The port expects its profit to be $2 million next year, compared to an anticipated profit of $13.9 million this year. The following year, the port will likely record an estimated loss of $17 million, with profit then ticking back up to $16.4 million in 2010.
Expenses and revenue have been projected to 2012, the year the NYK Terminal is scheduled to open on the east side of the Blair Waterway.
The profit dip and the recorded loss won’t mean lean years at the port, Farrell said.
In fact, the port will ramp up hiring during the same time period, adding an estimated 13 employees next year. Most of those will be in the port’s engineering department.
Much of the net loss doesn’t represent actual cash spent by the port, Farrell said.
Instead, as the port tears down buildings to clear the way for development on the East Blair Peninsula, government accounting standards require the port to record the value of the structures as an expense.
But there’s also the real cost of the work.
“It’s a double whammy,” David Morrison, the port’s director of financial planning, told the commission last week.
The port announced last summer that it will build a $300 million container terminal for NYK Line, a Tokyo-based shipping line, on the Blair Waterway. To do so, it will need to rebuild the Totem Ocean Trailer Express facility farther down the waterway, and build infrastructure, including a rail yard, on the peninsula.
The total cost of developing the peninsula will exceed $800 million, Farrell has said.

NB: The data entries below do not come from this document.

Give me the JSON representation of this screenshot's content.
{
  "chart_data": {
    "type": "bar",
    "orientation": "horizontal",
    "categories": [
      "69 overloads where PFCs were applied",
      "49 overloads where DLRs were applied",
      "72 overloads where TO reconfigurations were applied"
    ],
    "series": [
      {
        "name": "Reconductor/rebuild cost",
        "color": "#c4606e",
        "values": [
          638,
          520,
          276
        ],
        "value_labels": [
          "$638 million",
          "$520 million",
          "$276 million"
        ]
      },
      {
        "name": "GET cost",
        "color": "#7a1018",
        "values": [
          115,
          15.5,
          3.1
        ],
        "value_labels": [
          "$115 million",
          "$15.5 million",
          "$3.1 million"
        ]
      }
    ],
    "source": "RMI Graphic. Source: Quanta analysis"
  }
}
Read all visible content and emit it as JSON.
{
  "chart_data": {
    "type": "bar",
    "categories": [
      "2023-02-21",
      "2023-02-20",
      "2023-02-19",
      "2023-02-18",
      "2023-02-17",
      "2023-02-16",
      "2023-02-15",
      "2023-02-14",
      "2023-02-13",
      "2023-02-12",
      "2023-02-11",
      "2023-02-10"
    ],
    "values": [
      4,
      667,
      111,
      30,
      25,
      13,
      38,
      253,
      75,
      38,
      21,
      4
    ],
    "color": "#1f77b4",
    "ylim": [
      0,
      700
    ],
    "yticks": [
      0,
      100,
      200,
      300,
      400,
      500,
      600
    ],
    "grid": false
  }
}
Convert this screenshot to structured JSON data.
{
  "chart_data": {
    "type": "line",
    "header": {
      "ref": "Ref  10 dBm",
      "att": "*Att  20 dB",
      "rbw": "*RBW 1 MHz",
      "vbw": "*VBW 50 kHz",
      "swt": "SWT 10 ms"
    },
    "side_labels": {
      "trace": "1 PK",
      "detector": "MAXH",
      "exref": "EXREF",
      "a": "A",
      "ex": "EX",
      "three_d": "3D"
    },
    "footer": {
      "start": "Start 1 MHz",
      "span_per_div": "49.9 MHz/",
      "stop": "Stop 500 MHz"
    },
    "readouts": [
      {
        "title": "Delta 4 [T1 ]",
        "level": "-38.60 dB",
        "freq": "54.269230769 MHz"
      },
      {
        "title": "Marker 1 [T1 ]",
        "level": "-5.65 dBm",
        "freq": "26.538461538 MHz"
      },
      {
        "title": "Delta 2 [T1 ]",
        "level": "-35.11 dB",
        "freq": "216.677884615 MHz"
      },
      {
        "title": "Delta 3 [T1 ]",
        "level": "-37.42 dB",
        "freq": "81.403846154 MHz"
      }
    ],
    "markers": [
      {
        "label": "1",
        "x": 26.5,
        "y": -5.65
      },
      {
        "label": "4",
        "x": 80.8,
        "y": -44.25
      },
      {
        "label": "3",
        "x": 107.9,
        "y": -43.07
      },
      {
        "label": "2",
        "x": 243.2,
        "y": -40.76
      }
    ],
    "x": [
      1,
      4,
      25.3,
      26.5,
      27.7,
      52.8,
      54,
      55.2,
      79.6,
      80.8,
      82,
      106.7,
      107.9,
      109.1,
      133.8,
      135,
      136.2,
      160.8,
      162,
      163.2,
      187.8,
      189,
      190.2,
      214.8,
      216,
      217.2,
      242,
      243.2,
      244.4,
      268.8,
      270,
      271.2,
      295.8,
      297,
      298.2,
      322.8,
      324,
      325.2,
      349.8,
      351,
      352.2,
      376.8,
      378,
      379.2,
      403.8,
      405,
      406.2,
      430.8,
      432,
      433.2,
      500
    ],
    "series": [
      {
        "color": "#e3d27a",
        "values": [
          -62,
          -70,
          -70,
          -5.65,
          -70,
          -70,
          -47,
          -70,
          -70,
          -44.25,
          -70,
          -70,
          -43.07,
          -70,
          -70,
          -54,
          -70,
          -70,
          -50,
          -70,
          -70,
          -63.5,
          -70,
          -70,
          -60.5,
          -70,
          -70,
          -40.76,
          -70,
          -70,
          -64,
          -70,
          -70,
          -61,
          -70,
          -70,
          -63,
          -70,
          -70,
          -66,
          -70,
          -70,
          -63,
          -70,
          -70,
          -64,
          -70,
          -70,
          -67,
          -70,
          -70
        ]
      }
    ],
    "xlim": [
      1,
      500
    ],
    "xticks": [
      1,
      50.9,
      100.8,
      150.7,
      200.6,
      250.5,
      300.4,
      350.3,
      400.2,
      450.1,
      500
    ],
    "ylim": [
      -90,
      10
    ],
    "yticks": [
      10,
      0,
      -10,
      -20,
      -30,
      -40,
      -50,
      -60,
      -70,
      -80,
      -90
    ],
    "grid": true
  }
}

That figure is included in the $953 million worth of capital projects the port plans to embark on in the next five years. The projects include developing the east side of the Blair, as well as environmental projects, road and rail infrastructure, security enhancements and design work for the South Sound Logistics Center.
Port Commission President Dick Marzano said that through the development, the port aims to stick to its standard of making sure that its net revenue can cover the port’s annual debt service twice.
“One thing that’s important is that we’ll maintain that 2.0 debt coverage throughout this growth,” Marzano said.
He said unforeseen events could come up and require the port to go below that.
Though the port’s tax rate will likely stay the same (the commission hasn’t publicly discussed decreasing or increasing it) the amount the port collects from the tax continues to grow with the increasing property values and new construction. The port collects $18.6 cents per $1,000 of assessed property value from Pierce County residents.
That will earn $14.6 million for the port this year and an estimated $16.5 million next year.
The money is used for capital spending projects, such as environmental cleanups and road improvements, and to pay off the port’s general obligation bonds.
The port’s operations constitute a much larger percentage of its revenue.
But this year the port’s international container business has dipped, as has the revenue that comes with it.
The port earns money from its operations by leasing its land and equipment and by providing the service of lifting containers on and off trains. The number of international containers coming through the port was down 7.4 percent as of September compared with last year.
Farrell said the downturn is due to the mainline railroads – such as BNSF Railway – renegotiating their contracts with the shipping lines and introducing significantly higher rates. In turn, shipping lines calling in the Northwest have rerouted cargo in search of cheaper rates. The port saw the first signs of this last year, when the volume coming through the Pierce County Terminal, which serves Evergreen Line ships, started to slow.
Then, much of the diverted cargo went back through Southern California.
Now, Farrell said, he’s seeing shipping lines moving more containers through Vancouver, British Columbia, where they are then loaded onto Canadian National Railway trains.
The port has revised its revenue estimates down because of the slip from an estimated $102.5 million in revenue to $98.2 million for this year. The port anticipates its revenue in 2008 will be $102.1 million.
The port expects cargo will continue to be rerouted in some form as one by one the shipping lines renew their contracts. But Farrell doesn’t anticipate a permanent loss of business. Port executives are expecting a massive cargo influx in the future as the ports of Los Angeles and Long Beach reach their capacity. When that will happen, no one is sure.
Shipping lines, however, are already planning for the Southern California ports to hit capacity by making inroads in the Pacific Northwest. That includes the NYK Line’s decision to move its operations from Seattle to its own terminal in Tacoma. Existing terminals at the port are also planning to expand.